Do I Need Tools After All?
Good question. There are mainly two main arguments to this:
- “you don’t need to pay for tools, you can do everything for free,” or
- “you don’t need a tool for that – at all.”
Here’s my take on the subject.
Tools are just a medium to success, a medium to results: if you’re not getting those results, the tool is obsolete, and you should bin it.
When the time you spend maintaining the tool exceeds the time you spend getting results out if it, bin it.
When trying to fix issues with the tool becomes overwhelming, and you don’t get any support from it, bin it.
That’s exactly when tools stop working: stop them now before they prevent you from working.
I see tools like trains: you need to get from A (where you currently are) to B (results/success). Using an unfit tool in the hope that it’ll start working is just like boarding on the wrong train in the hope that someday, somehow, it’ll get to your destination (even when you and I both know that it won’t go there). Now, granted, you don’t always need a tool, but back to the train analogy, it’s a lot easier to get through miles of the road via train than on foot – even though you’ll still get to your destination after all.

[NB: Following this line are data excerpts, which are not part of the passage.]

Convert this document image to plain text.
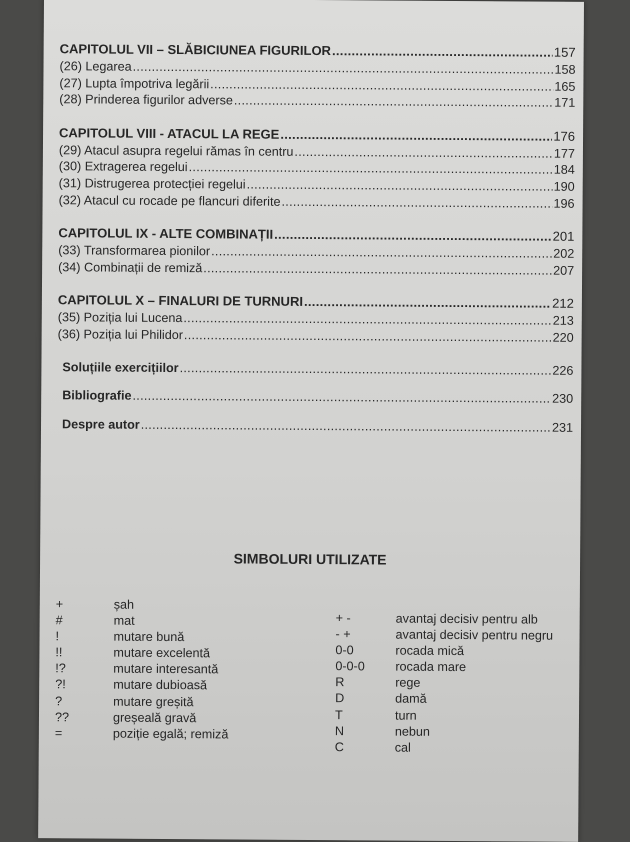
CAPITOLUL VII – SLĂBICIUNEA FIGURILOR .....	157
(26) Legarea .....	158
(27) Lupta împotriva legării .....	165
(28) Prinderea figurilor adverse .....	171
CAPITOLUL VIII - ATACUL LA REGE .....	176
(29) Atacul asupra regelui rămas în centru .....	177
(30) Extragerea regelui .....	184
(31) Distrugerea protecției regelui .....	190
(32) Atacul cu rocade pe flancuri diferite .....	196
CAPITOLUL IX - ALTE COMBINAȚII .....	201
(33) Transformarea pionilor .....	202
(34) Combinații de remiză .....	207
CAPITOLUL X – FINALURI DE TURNURI .....	212
(35) Poziția lui Lucena .....	213
(36) Poziția lui Philidor .....	220
Soluțiile exercițiilor .....	226
Bibliografie .....	230
Despre autor .....	231
SIMBOLURI UTILIZATE
+	șah
#	mat
!	mutare bună
!!	mutare excelentă
!?	mutare interesantă
?!	mutare dubioasă
?	mutare greșită
??	greșeală gravă
=	poziție egală; remiză
+ -	avantaj decisiv pentru alb
- +	avantaj decisiv pentru negru
0-0	rocada mică
0-0-0	rocada mare
R	rege
D	damă
T	turn
N	nebun
C	cal
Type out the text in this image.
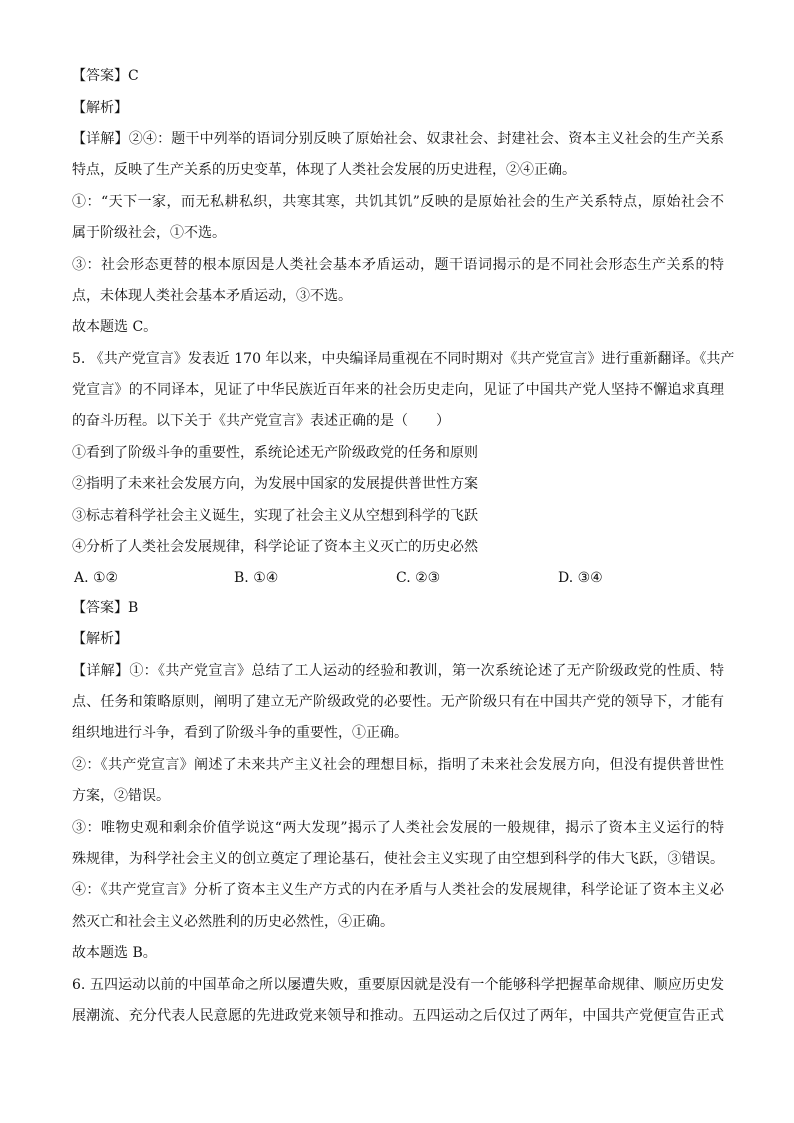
【答案】C
【解析】
【详解】②④：题干中列举的语词分别反映了原始社会、奴隶社会、封建社会、资本主义社会的生产关系
特点，反映了生产关系的历史变革，体现了人类社会发展的历史进程，②④正确。
①：“天下一家，而无私耕私织，共寒其寒，共饥其饥”反映的是原始社会的生产关系特点，原始社会不
属于阶级社会，①不选。
③：社会形态更替的根本原因是人类社会基本矛盾运动，题干语词揭示的是不同社会形态生产关系的特
点，未体现人类社会基本矛盾运动，③不选。
故本题选 C。
5. 《共产党宣言》发表近 170 年以来，中央编译局重视在不同时期对《共产党宣言》进行重新翻译。《共产
党宣言》的不同译本，见证了中华民族近百年来的社会历史走向，见证了中国共产党人坚持不懈追求真理
的奋斗历程。以下关于《共产党宣言》表述正确的是（　　）
①看到了阶级斗争的重要性，系统论述无产阶级政党的任务和原则
②指明了未来社会发展方向，为发展中国家的发展提供普世性方案
③标志着科学社会主义诞生，实现了社会主义从空想到科学的飞跃
④分析了人类社会发展规律，科学论证了资本主义灭亡的历史必然
A. ①②	B. ①④	C. ②③	D. ③④
【答案】B
【解析】
【详解】①：《共产党宣言》总结了工人运动的经验和教训，第一次系统论述了无产阶级政党的性质、特
点、任务和策略原则，阐明了建立无产阶级政党的必要性。无产阶级只有在中国共产党的领导下，才能有
组织地进行斗争，看到了阶级斗争的重要性，①正确。
②：《共产党宣言》阐述了未来共产主义社会的理想目标，指明了未来社会发展方向，但没有提供普世性
方案，②错误。
③：唯物史观和剩余价值学说这“两大发现”揭示了人类社会发展的一般规律，揭示了资本主义运行的特
殊规律，为科学社会主义的创立奠定了理论基石，使社会主义实现了由空想到科学的伟大飞跃，③错误。
④：《共产党宣言》分析了资本主义生产方式的内在矛盾与人类社会的发展规律，科学论证了资本主义必
然灭亡和社会主义必然胜利的历史必然性，④正确。
故本题选 B。
6. 五四运动以前的中国革命之所以屡遭失败，重要原因就是没有一个能够科学把握革命规律、顺应历史发
展潮流、充分代表人民意愿的先进政党来领导和推动。五四运动之后仅过了两年，中国共产党便宣告正式
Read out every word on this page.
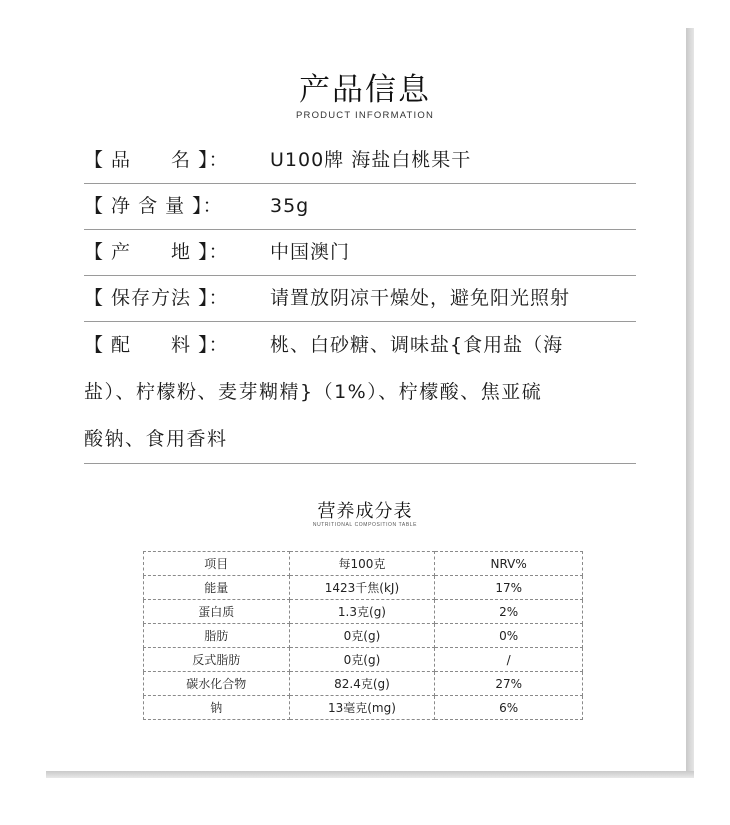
产品信息
PRODUCT INFORMATION
【 品　　名 】： U100牌 海盐白桃果干
【 净 含 量 】： 35g
【 产　　地 】： 中国澳门
【 保存方法 】： 请置放阴凉干燥处，避免阳光照射
【 配　　料 】： 桃、白砂糖、调味盐{食用盐（海
盐）、柠檬粉、麦芽糊精}（1%）、柠檬酸、焦亚硫
酸钠、食用香料
营养成分表
NUTRITIONAL COMPOSITION TABLE
项目	每100克	NRV%
能量	1423千焦(kJ)	17%
蛋白质	1.3克(g)	2%
脂肪	0克(g)	0%
反式脂肪	0克(g)	/
碳水化合物	82.4克(g)	27%
钠	13毫克(mg)	6%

As for paying for tools, there are great tools out there that are entirely free. A lot of the tools I use are free, but the truth is that some free tools aren’t as useful as paid tools. Quality doesn’t always come with a price, but don’t let a cost deter you from using a tool. (If you’re in doubt, always go for a trial, and if you get value – real value – out of your trial, then consider paying for it.)
Lastly, I always recommend tools that can integrate with other tools. This applies to social media-specific tools, like Buffer and Tweetdeck, or on an enterprise level, like Hootsuite (which has more than 100 integrations). Join tools up to make things easier; you’re not creating more data, you’re just using the same data, except smarter.